But although it was still possible to deceive the king, who in the universality of his deceptive powers was so prone to delude himself, it was difficult even for so accomplished an intriguer as Mayenne to hoodwink much longer the shrewd Spaniards who were playing so losing a game against him.
“Our affairs in France,” said Ybarra, “are in such condition that we are losing money and character there, and are likely to lose all the provinces here, if things are not soon taken up in a large and energetic manner. Money and troops are what is wanted on a great scale for France. The king’s agents are mightily discontented with Mayenne, and with reason; but they are obliged to dissimulate and to hold their tongues. We can send them no assistance from these regions, unless from down yonder you send us the cloth and the scissors to cut it with.”
And the Archduke Ernest, although he invited Mayenne to confer with him at Brussels, under the impression that he could still keep him and the Duke of Guise from coming to an arrangement with Bearne, hardly felt more confidence in the man than did Feria or Ybarra. “Since the loss of Paris,” said Ernest, “I have had a letter from Mayenne, in which, deeply affected by that event, he makes me great offers, even to the last drop of his blood, vowing never to abandon the cause of the League. But of the intentions and inner mind of this man I find such vague information, that I don’t dare to expect more stability from him than may be founded upon his own interest.”

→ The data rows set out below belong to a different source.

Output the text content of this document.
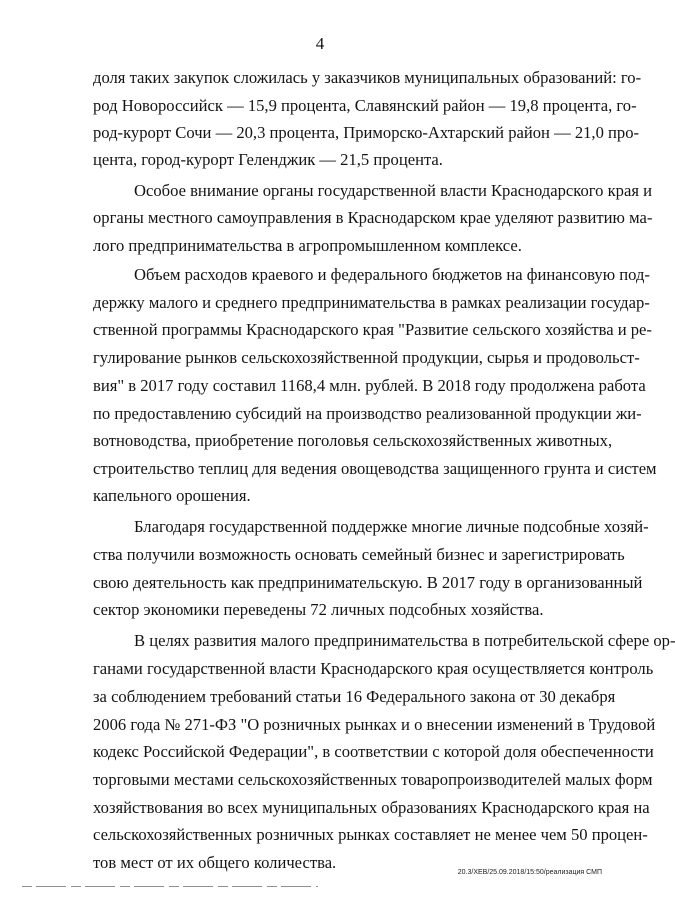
4
доля таких закупок сложилась у заказчиков муниципальных образований: го-
род Новороссийск — 15,9 процента, Славянский район — 19,8 процента, го-
род-курорт Сочи — 20,3 процента, Приморско-Ахтарский район — 21,0 про-
цента, город-курорт Геленджик — 21,5 процента.
Особое внимание органы государственной власти Краснодарского края и
органы местного самоуправления в Краснодарском крае уделяют развитию ма-
лого предпринимательства в агропромышленном комплексе.
Объем расходов краевого и федерального бюджетов на финансовую под-
держку малого и среднего предпринимательства в рамках реализации государ-
ственной программы Краснодарского края "Развитие сельского хозяйства и ре-
гулирование рынков сельскохозяйственной продукции, сырья и продовольст-
вия" в 2017 году составил 1168,4 млн. рублей. В 2018 году продолжена работа
по предоставлению субсидий на производство реализованной продукции жи-
вотноводства, приобретение поголовья сельскохозяйственных животных,
строительство теплиц для ведения овощеводства защищенного грунта и систем
капельного орошения.
Благодаря государственной поддержке многие личные подсобные хозяй-
ства получили возможность основать семейный бизнес и зарегистрировать
свою деятельность как предпринимательскую. В 2017 году в организованный
сектор экономики переведены 72 личных подсобных хозяйства.
В целях развития малого предпринимательства в потребительской сфере ор-
ганами государственной власти Краснодарского края осуществляется контроль
за соблюдением требований статьи 16 Федерального закона от 30 декабря
2006 года № 271-ФЗ "О розничных рынках и о внесении изменений в Трудовой
кодекс Российской Федерации", в соответствии с которой доля обеспеченности
торговыми местами сельскохозяйственных товаропроизводителей малых форм
хозяйствования во всех муниципальных образованиях Краснодарского края на
сельскохозяйственных розничных рынках составляет не менее чем 50 процен-
тов мест от их общего количества.
20.3/ХЕВ/25.09.2018/15:50/реализация СМП
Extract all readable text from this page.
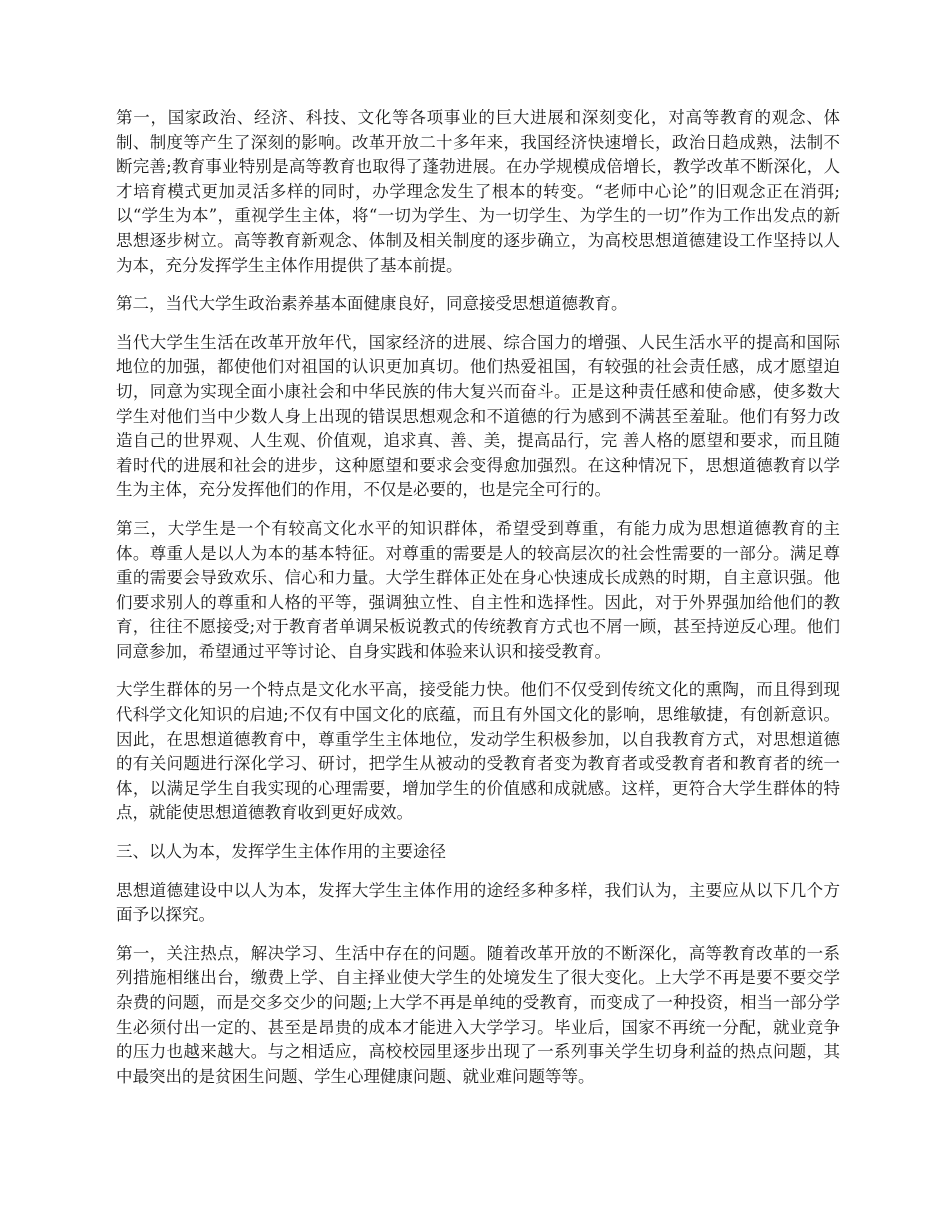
第一，国家政治、经济、科技、文化等各项事业的巨大进展和深刻变化，对高等教育的观念、体制、制度等产生了深刻的影响。改革开放二十多年来，我国经济快速增长，政治日趋成熟，法制不断完善;教育事业特别是高等教育也取得了蓬勃进展。在办学规模成倍增长，教学改革不断深化，人才培育模式更加灵活多样的同时，办学理念发生了根本的转变。“老师中心论”的旧观念正在消弭;以“学生为本”，重视学生主体，将“一切为学生、为一切学生、为学生的一切”作为工作出发点的新思想逐步树立。高等教育新观念、体制及相关制度的逐步确立，为高校思想道德建设工作坚持以人为本，充分发挥学生主体作用提供了基本前提。

第二，当代大学生政治素养基本面健康良好，同意接受思想道德教育。

当代大学生生活在改革开放年代，国家经济的进展、综合国力的增强、人民生活水平的提高和国际地位的加强，都使他们对祖国的认识更加真切。他们热爱祖国，有较强的社会责任感，成才愿望迫切，同意为实现全面小康社会和中华民族的伟大复兴而奋斗。正是这种责任感和使命感，使多数大学生对他们当中少数人身上出现的错误思想观念和不道德的行为感到不满甚至羞耻。他们有努力改造自己的世界观、人生观、价值观，追求真、善、美，提高品行，完 善人格的愿望和要求，而且随着时代的进展和社会的进步，这种愿望和要求会变得愈加强烈。在这种情况下，思想道德教育以学生为主体，充分发挥他们的作用，不仅是必要的，也是完全可行的。

第三，大学生是一个有较高文化水平的知识群体，希望受到尊重，有能力成为思想道德教育的主体。尊重人是以人为本的基本特征。对尊重的需要是人的较高层次的社会性需要的一部分。满足尊重的需要会导致欢乐、信心和力量。大学生群体正处在身心快速成长成熟的时期，自主意识强。他们要求别人的尊重和人格的平等，强调独立性、自主性和选择性。因此，对于外界强加给他们的教育，往往不愿接受;对于教育者单调呆板说教式的传统教育方式也不屑一顾，甚至持逆反心理。他们同意参加，希望通过平等讨论、自身实践和体验来认识和接受教育。

大学生群体的另一个特点是文化水平高，接受能力快。他们不仅受到传统文化的熏陶，而且得到现代科学文化知识的启迪;不仅有中国文化的底蕴，而且有外国文化的影响，思维敏捷，有创新意识。因此，在思想道德教育中，尊重学生主体地位，发动学生积极参加，以自我教育方式，对思想道德的有关问题进行深化学习、研讨，把学生从被动的受教育者变为教育者或受教育者和教育者的统一体，以满足学生自我实现的心理需要，增加学生的价值感和成就感。这样，更符合大学生群体的特点，就能使思想道德教育收到更好成效。

三、以人为本，发挥学生主体作用的主要途径

思想道德建设中以人为本，发挥大学生主体作用的途经多种多样，我们认为，主要应从以下几个方面予以探究。

第一，关注热点，解决学习、生活中存在的问题。随着改革开放的不断深化，高等教育改革的一系列措施相继出台，缴费上学、自主择业使大学生的处境发生了很大变化。上大学不再是要不要交学杂费的问题，而是交多交少的问题;上大学不再是单纯的受教育，而变成了一种投资，相当一部分学生必须付出一定的、甚至是昂贵的成本才能进入大学学习。毕业后，国家不再统一分配，就业竞争的压力也越来越大。与之相适应，高校校园里逐步出现了一系列事关学生切身利益的热点问题，其中最突出的是贫困生问题、学生心理健康问题、就业难问题等等。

And so Mayenne came to Brussels and passed three days with the archduke. “He avows himself ready to die in our cause,” said Ernest. “If your Majesty will give men and money enough, he will undertake so to deal with Bearne that he shall not think himself safe in his own house.” The archduke expressed his dissatisfaction to Mayenne that with the money he had already received, so little had been accomplished, but he still affected a confidence which he was far from feeling, “because,” said he, “it is known that Mayenne is already treating with Bearne. If he has not concluded those arrangements, it is because Bearne now offers him less money than before.” The amount of dissimulation, politely so-called, practised by the grandees of that age, to say nothing of their infinite capacity for pecuniary absorption, makes the brain reel and enlarges one’s ideas of the human faculties as exerted in certain directions. It is doubtful whether plain Hans Miller or Hans Baker could have risen to such level.
Feria wrote a despatch to the king, denouncing Mayenne as false, pernicious to the cause of Spain and of catholicism, thoroughly self-seeking and vile, and as now most traitorous to the cause of the confederacy, engaged in surrendering its strong places to the enemy, and preparing to go over to the Prince of Bearne.
“If,” said he, “I were to recount all his base tricks, I should go on till midnight, and perhaps till to-morrow morning.”